I met the smiling, rotund Mexican cook, Juanita, who was busy setting the table in the dining room—a quite extraordinary dining room, long and narrow, rather like a large railroad car, with a bench running around most of it, coat pegs on the walls, and shelves with kettles and pots, and four big dark bronze coal oil lamps hanging from the ceiling.

The cookstove was in the corner, and beside a door leading into what appeared to be an office, a fiddle hung on the wall. “Who plays the fiddle?” I asked.

In charge of the sprawling Merriwether Ranch is none other than the energetic Quaker and well-rounded (fiddle, archaeology, horse breeding) Abel Merriwether. Merriwether's family migrated . . .

“Mr. Merriwether,” said Libby. “Except only occasionally now. He's gotten all caught up in exploring the mesa. He's been drawing
that map there—of the mesa.” A large, detailed map with numbers was on the wall. “But Juanita's little boy, Jose Hombre, loves to sing and I'm sure you'll have an opportunity to hear him before long.”

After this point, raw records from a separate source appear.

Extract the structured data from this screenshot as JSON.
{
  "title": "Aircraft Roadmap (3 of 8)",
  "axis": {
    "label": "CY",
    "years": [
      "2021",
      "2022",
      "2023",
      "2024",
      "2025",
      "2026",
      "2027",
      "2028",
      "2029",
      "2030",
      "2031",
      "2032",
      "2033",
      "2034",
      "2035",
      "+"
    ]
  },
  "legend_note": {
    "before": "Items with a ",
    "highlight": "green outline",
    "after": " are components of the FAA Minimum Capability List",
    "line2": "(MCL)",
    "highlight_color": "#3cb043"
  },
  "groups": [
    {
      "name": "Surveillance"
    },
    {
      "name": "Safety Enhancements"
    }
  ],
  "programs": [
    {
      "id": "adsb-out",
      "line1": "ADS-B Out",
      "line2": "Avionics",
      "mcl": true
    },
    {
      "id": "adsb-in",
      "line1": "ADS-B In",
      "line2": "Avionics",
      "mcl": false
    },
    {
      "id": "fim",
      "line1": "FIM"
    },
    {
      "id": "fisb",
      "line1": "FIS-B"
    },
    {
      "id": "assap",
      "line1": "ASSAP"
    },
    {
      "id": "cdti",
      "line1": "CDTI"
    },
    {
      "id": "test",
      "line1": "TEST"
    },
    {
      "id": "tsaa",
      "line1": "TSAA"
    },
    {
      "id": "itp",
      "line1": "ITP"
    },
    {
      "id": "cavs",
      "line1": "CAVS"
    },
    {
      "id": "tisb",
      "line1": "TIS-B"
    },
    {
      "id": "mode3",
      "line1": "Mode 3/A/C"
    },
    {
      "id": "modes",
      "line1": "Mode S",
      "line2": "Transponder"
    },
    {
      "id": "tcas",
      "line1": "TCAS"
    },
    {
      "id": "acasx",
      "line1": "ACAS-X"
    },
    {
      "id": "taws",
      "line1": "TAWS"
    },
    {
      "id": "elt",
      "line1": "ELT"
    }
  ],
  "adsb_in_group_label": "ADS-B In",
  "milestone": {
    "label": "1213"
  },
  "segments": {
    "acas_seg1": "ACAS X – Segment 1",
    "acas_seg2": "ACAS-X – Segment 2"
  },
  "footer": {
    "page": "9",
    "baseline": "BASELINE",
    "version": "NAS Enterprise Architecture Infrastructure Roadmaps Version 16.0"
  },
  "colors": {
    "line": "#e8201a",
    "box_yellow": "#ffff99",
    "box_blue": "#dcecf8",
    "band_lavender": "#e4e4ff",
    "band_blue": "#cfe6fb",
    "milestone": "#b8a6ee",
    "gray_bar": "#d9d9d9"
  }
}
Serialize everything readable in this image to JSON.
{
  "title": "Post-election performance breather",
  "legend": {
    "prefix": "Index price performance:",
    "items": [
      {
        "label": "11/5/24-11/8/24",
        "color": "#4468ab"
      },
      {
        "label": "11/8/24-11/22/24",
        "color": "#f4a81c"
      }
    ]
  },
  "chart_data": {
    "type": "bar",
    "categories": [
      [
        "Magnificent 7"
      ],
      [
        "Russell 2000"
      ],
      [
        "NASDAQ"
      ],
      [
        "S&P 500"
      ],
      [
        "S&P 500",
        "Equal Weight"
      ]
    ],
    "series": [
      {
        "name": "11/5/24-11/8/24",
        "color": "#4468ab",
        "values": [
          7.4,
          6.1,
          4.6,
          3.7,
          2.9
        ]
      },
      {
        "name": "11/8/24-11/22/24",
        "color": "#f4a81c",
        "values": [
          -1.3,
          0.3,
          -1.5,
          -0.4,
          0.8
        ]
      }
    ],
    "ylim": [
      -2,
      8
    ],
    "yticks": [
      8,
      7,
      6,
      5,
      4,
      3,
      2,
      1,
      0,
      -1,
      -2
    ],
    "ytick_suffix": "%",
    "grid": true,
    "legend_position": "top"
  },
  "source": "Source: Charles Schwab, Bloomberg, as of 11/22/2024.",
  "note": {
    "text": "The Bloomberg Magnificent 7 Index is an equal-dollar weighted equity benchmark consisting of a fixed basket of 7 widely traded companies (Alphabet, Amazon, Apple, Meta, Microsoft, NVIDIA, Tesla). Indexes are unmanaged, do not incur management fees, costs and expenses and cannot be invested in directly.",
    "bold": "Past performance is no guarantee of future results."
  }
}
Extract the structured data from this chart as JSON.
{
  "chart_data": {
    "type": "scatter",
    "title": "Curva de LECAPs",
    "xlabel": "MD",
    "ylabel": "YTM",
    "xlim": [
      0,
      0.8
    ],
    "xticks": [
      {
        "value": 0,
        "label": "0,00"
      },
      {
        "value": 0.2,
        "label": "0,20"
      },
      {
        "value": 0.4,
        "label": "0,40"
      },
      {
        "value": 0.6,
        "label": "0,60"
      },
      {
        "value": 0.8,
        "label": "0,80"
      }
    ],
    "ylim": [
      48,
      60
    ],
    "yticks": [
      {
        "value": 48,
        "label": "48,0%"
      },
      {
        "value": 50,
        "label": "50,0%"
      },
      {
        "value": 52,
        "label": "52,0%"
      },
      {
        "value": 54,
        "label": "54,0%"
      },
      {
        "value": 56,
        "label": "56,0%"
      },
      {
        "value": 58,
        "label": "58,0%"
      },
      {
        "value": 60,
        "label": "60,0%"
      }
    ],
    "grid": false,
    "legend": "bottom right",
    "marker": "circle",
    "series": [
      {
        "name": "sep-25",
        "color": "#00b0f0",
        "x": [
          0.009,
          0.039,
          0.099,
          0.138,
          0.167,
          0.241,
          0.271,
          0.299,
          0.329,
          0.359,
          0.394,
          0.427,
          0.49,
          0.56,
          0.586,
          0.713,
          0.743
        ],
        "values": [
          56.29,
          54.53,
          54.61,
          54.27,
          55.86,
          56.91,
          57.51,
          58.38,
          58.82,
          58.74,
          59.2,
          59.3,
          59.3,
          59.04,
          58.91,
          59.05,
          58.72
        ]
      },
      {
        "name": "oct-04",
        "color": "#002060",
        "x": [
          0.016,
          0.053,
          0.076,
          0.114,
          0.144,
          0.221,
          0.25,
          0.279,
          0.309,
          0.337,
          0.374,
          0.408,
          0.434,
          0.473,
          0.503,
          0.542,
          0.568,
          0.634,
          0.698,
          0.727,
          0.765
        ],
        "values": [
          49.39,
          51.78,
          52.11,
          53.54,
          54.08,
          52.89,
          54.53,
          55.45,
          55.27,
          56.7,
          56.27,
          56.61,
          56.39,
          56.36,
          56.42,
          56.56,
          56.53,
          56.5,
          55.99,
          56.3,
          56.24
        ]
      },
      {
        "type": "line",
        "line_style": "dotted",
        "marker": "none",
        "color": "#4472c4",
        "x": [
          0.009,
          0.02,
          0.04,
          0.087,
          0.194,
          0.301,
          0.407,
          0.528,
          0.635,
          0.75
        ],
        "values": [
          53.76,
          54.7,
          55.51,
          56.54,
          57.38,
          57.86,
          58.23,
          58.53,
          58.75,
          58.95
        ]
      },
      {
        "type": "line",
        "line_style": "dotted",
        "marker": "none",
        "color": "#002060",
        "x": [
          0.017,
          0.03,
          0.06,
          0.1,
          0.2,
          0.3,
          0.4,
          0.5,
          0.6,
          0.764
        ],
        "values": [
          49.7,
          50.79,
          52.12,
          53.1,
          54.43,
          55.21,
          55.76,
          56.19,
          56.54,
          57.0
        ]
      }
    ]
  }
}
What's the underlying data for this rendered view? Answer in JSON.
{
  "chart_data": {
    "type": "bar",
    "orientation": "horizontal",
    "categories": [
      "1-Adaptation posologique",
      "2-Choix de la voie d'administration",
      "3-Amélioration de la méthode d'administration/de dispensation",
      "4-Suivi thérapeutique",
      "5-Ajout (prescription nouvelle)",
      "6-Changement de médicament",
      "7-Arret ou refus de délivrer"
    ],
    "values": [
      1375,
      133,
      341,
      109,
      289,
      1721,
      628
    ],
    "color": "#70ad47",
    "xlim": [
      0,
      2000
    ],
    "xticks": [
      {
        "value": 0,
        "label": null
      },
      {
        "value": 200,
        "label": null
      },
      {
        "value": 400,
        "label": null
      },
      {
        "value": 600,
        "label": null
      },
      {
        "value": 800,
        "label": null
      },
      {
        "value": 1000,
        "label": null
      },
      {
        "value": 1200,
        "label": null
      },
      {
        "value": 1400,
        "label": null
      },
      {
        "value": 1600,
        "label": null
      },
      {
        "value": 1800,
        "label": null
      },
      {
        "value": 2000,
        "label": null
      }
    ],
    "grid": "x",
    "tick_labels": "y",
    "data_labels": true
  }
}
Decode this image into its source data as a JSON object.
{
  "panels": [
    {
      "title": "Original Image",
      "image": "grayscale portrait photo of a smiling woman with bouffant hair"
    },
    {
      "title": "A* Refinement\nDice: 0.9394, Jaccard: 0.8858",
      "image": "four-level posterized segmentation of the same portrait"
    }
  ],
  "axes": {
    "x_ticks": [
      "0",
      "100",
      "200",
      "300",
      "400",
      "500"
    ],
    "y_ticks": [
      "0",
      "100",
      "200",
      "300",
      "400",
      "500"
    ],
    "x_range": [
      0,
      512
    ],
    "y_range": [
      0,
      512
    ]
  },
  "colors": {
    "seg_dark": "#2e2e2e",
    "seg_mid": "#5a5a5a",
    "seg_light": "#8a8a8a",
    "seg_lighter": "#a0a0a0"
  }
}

The dining room windows are deep set in light stone masonry, and the dark wooden walls are decorated with squaw dresses and sixteen Navajo Indian blankets. Libby explained that Navajo Indians are numerous in the area and long ago established sixteen different clans, each with a different symbol: bear clan, wolf clan, eagle clan, and so on. She said she had been unaware of the complexity of Indian customs and culture before she traveled west and met Mr. Merriwether, and through him, several Navajo and Mescadey Indians who are now her friends.

Then, in walked Mr. Merriwether himself, short and dusty, intense, hat in hand. He's the first man I've seen out here who takes his hat off inside the house. A welcomed sight! He introduced himself to me. His eyes, under bushy brows, glitter with what can only be called intellectual intensity. He joined our little tour, along with the children, now in my care during the hours I am on the ranch grounds—and what a good place to find activities for children. Educational.

It is immediately apparent that Mr. Merriwether is an expert on the ways of Indians. There are, in fact—as he pointed out to me—
many
different tribes of Indians in the West, and he indicates that there are great differences among these tribes. In all my previous experiences at home in North Carolina and on the trip out here, Indians have been considered and pronounced as
savages or worse and what I have
seen
supports this perspective. Mr. Merriwether says Indian culture is as complex as that of the ancient Egyptians, or any other culture.